= George Lillie Craik =

Scottish writer and literary critic

George Lillie Craik (1798–1866) was a Scottish writer and literary critic.

==Life==

Born at Kennoway, Fife, he was the eldest of three illustrious brothers to the local schoolmaster, his younger brothers including Henry Craik and James Craik.

He was educated at the University of St. Andrews, and went to London in 1824, where he wrote largely for the Society for the Diffusion of Useful Knowledge.

In 1849 he was appointed Professor of English Literature and History at Belfast. Among his books are The New Zealanders (1830), The Pursuit of Knowledge under Difficulties (1831), History of British Commerce (1844), and History of English Literature and the English Language (1861). He was also joint author of The Pictorial History of England, and wrote books on Edmund Spenser and Francis Bacon.

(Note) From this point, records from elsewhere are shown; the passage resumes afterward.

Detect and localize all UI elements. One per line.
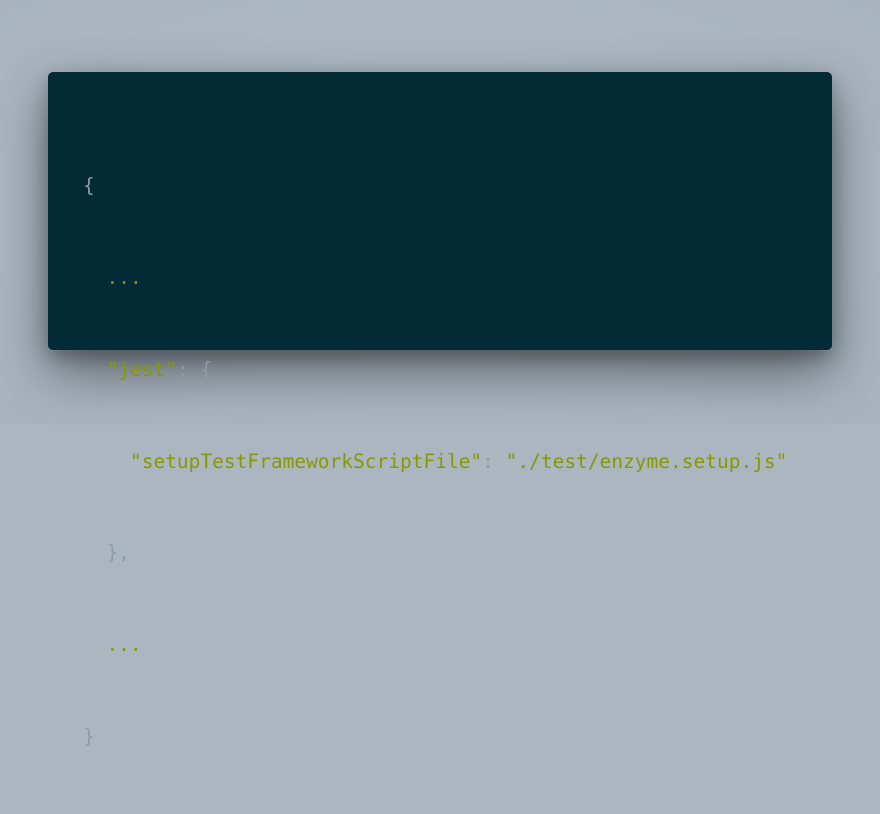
setup-key: "setupTestFrameworkScriptFile" xyxy=(129,449,483,473)
jest-colon-brace: : { xyxy=(176,357,213,381)
code-line-4: "setupTestFrameworkScriptFile": "./test/… xyxy=(83,447,787,478)
open-brace: { xyxy=(83,174,95,198)
setup-value: "./test/enzyme.setup.js" xyxy=(505,449,788,473)
code-line-1: { xyxy=(83,171,787,202)
ellipsis-bottom: ... xyxy=(106,633,142,657)
code-content: { ... "jest": { "setupTestFrameworkScrip… xyxy=(83,110,787,814)
code-line-7: } xyxy=(83,722,787,753)
code-block: { ... "jest": { "setupTestFrameworkScrip… xyxy=(48,72,832,748)
code-line-6: ... xyxy=(83,630,787,661)
close-brace: } xyxy=(83,724,95,748)
ellipsis-top: ... xyxy=(106,265,142,289)
code-line-2: ... xyxy=(83,263,787,294)
setup-colon: : xyxy=(482,449,506,473)
code-line-5: }, xyxy=(83,538,787,569)
jest-key: "jest" xyxy=(106,357,177,381)
code-line-3: "jest": { xyxy=(83,355,787,386)
inner-close-brace: }, xyxy=(106,541,130,565)
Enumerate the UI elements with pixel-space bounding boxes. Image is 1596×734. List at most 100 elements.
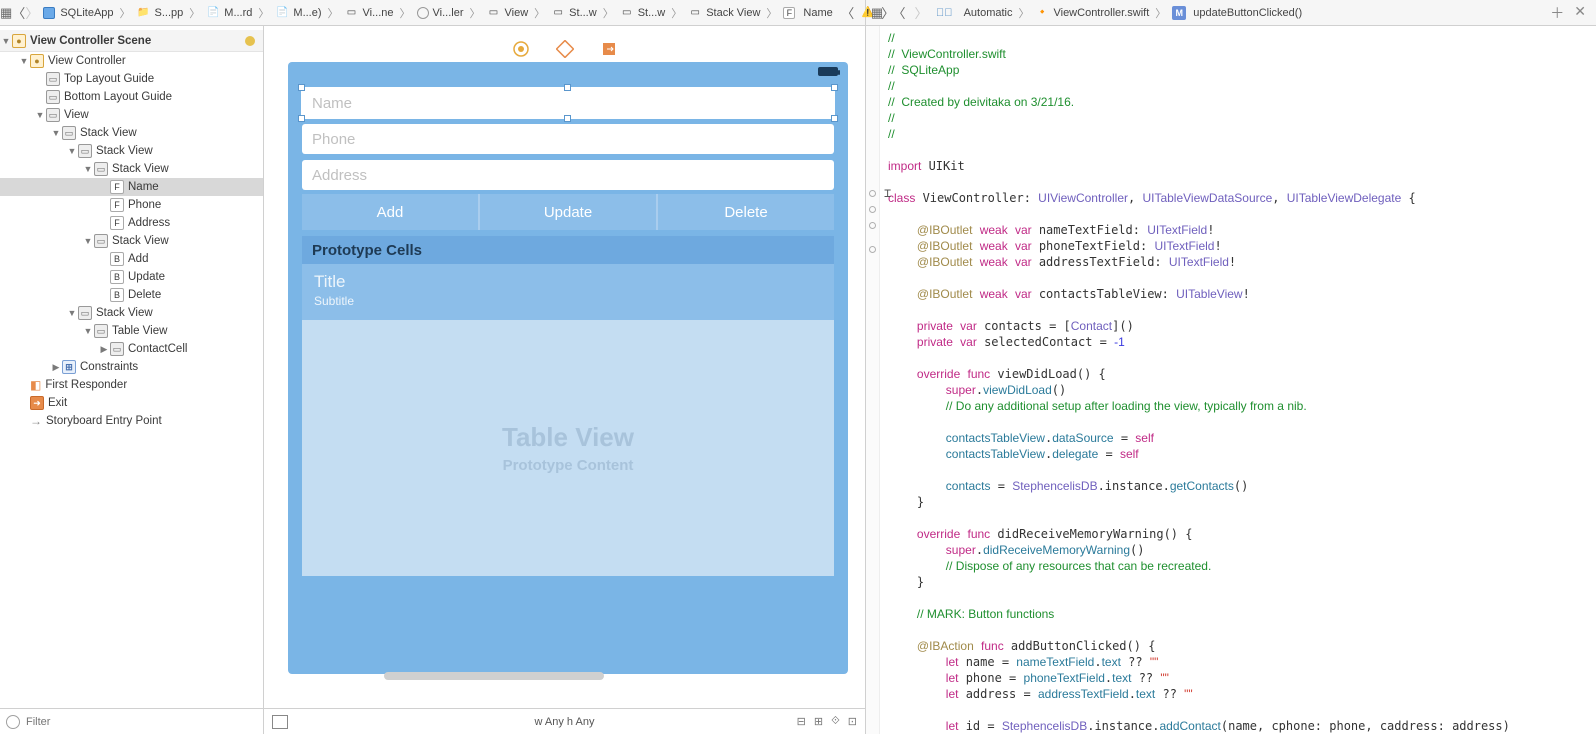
outline-item[interactable]: ▭ Top Layout Guide [0, 70, 263, 88]
resize-tool-icon[interactable]: ⊡ [848, 715, 857, 728]
outline-item-icon: B [110, 252, 124, 266]
outline-item-icon: → [30, 414, 42, 428]
assistant-related-icon[interactable]: ▦ [866, 2, 888, 24]
resolve-tool-icon[interactable]: ⟐ [831, 715, 840, 728]
outline-item-label: View [64, 109, 89, 121]
outline-item-label: Add [128, 253, 148, 265]
assistant-forward-button[interactable]: 〉 [910, 2, 932, 24]
outline-item-label: View Controller [48, 55, 126, 67]
outline-item[interactable]: ▼●View Controller [0, 52, 263, 70]
scene-icon: ● [12, 34, 26, 48]
related-items-icon[interactable]: ▦ [0, 2, 12, 24]
forward-button[interactable]: 〉 [25, 2, 38, 24]
outline-item[interactable]: →Storyboard Entry Point [0, 412, 263, 430]
outline-item[interactable]: ▶▭ContactCell [0, 340, 263, 358]
outline-item-icon: ▭ [62, 126, 76, 140]
filter-icon[interactable] [6, 715, 20, 729]
outline-item-label: Phone [128, 199, 161, 211]
outline-item[interactable]: ◧ First Responder [0, 376, 263, 394]
outline-item-icon: F [110, 198, 124, 212]
outline-filter-input[interactable] [26, 716, 257, 728]
size-class-label[interactable]: w Any h Any [535, 716, 595, 728]
ib-bottom-bar: w Any h Any ⊟ ⊞ ⟐ ⊡ [264, 708, 865, 734]
outline-item[interactable]: ▼▭Stack View [0, 124, 263, 142]
first-responder-icon[interactable] [556, 40, 574, 58]
outline-item[interactable]: ▼▭Stack View [0, 142, 263, 160]
scene-status-dot [245, 36, 255, 46]
outline-item[interactable]: ➜Exit [0, 394, 263, 412]
outline-item-icon: ⊞ [62, 360, 76, 374]
outline-item[interactable]: ▼▭Table View [0, 322, 263, 340]
outline-toggle-button[interactable] [272, 715, 288, 729]
outline-item[interactable]: ▶⊞Constraints [0, 358, 263, 376]
method-icon: M [1172, 6, 1186, 20]
breadcrumb[interactable]: SQLiteApp〉 S...pp〉 📄M...rd〉 📄M...e)〉 ▭Vi… [38, 5, 836, 21]
prototype-cell[interactable]: Title Subtitle [302, 264, 834, 320]
outline-item-icon: ▭ [94, 162, 108, 176]
outline-item[interactable]: ▼▭Stack View [0, 160, 263, 178]
update-button[interactable]: Update [480, 194, 658, 230]
outline-item-label: Top Layout Guide [64, 73, 154, 85]
pin-tool-icon[interactable]: ⊞ [814, 715, 823, 728]
text-cursor: ⌶ [884, 186, 891, 200]
outline-item[interactable]: F Phone [0, 196, 263, 214]
swift-file-icon [1035, 6, 1049, 20]
outline-item[interactable]: F Address [0, 214, 263, 232]
vc-icon[interactable] [512, 40, 530, 58]
outline-item-label: Constraints [80, 361, 138, 373]
add-assistant-button[interactable]: ＋ [1550, 3, 1564, 23]
outline-item-icon: ◧ [30, 378, 41, 392]
outline-item-icon: F [110, 216, 124, 230]
prototype-cells-header: Prototype Cells [302, 236, 834, 264]
jump-bar-right: ▦ 〈 〉 ◯⃘ Automatic〉 ViewController.swift… [866, 0, 1596, 25]
table-view-placeholder[interactable]: Table View Prototype Content [302, 320, 834, 576]
outline-item-label: Stack View [112, 235, 169, 247]
canvas-scrollbar[interactable] [384, 672, 604, 680]
outline-item-label: Address [128, 217, 170, 229]
address-textfield[interactable]: Address [302, 160, 834, 190]
outline-item-label: Bottom Layout Guide [64, 91, 172, 103]
outline-item-label: Exit [48, 397, 67, 409]
outline-item[interactable]: FName [0, 178, 263, 196]
back-button[interactable]: 〈 [12, 2, 25, 24]
outline-item[interactable]: ▼▭Stack View [0, 232, 263, 250]
outline-item[interactable]: BDelete [0, 286, 263, 304]
outline-scene-header[interactable]: ▼ ● View Controller Scene [0, 30, 263, 52]
outline-item[interactable]: ▭ Bottom Layout Guide [0, 88, 263, 106]
exit-icon[interactable] [600, 40, 618, 58]
outline-item-icon: ▭ [46, 72, 60, 86]
outline-item-icon: ▭ [46, 90, 60, 104]
outline-item-label: First Responder [45, 379, 127, 391]
outline-item-icon: ▭ [94, 234, 108, 248]
assistant-breadcrumb[interactable]: ◯⃘ Automatic〉 ViewController.swift〉 Mupd… [932, 5, 1306, 21]
document-outline: ▼ ● View Controller Scene ▼●View Control… [0, 26, 264, 734]
align-tool-icon[interactable]: ⊟ [797, 715, 806, 728]
outline-item-icon: B [110, 288, 124, 302]
name-textfield[interactable]: Name [302, 88, 834, 118]
outline-item-icon: ▭ [46, 108, 60, 122]
outline-item-label: Table View [112, 325, 167, 337]
outline-item-icon: B [110, 270, 124, 284]
phone-textfield[interactable]: Phone [302, 124, 834, 154]
outline-item-label: Stack View [112, 163, 169, 175]
assistant-editor: // // ViewController.swift // SQLiteApp … [866, 26, 1596, 734]
battery-icon [818, 67, 838, 76]
cell-subtitle: Subtitle [314, 294, 822, 308]
outline-item[interactable]: BUpdate [0, 268, 263, 286]
delete-button[interactable]: Delete [658, 194, 834, 230]
assistant-back-button[interactable]: 〈 [888, 2, 910, 24]
code-editor[interactable]: // // ViewController.swift // SQLiteApp … [880, 26, 1596, 734]
device-canvas[interactable]: Name Phone Address Add Update Delete Pro… [288, 62, 848, 674]
prev-issue-button[interactable]: 〈 [837, 2, 859, 24]
outline-item-label: Stack View [80, 127, 137, 139]
add-button[interactable]: Add [302, 194, 480, 230]
jump-bar-left: ▦ 〈 〉 SQLiteApp〉 S...pp〉 📄M...rd〉 📄M...e… [0, 0, 866, 25]
close-assistant-button[interactable]: ✕ [1574, 3, 1586, 23]
code-gutter[interactable] [866, 26, 880, 734]
outline-item-icon: ▭ [78, 306, 92, 320]
jump-bar: ▦ 〈 〉 SQLiteApp〉 S...pp〉 📄M...rd〉 📄M...e… [0, 0, 1596, 26]
outline-item[interactable]: ▼▭Stack View [0, 304, 263, 322]
outline-item[interactable]: ▼▭View [0, 106, 263, 124]
outline-item[interactable]: B Add [0, 250, 263, 268]
outline-filter-bar [0, 708, 263, 734]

His Sketches of Popular Tumults: Illustrative of the Evils of Social Ignorance (1837) included an account of the Gordon Riots in which he wrote that many rioters "drank themselves literally dead, and many more, who had rendered themselves unable to move, perished in the midst of flames", and may have influenced Charles Dickens' depiction of the riots in Barnaby Rudge (1841). Herman Melville drew inspiration for Queequeg in his novel Moby-Dick from a description in Craik's book, The New Zealanders (1830), of Te Pēhi Kupe, a Māori chief of the Ngāti Toa iwi famous for his travels in England.

==Family==

His second daughter was the novelist Georgiana M. Craik.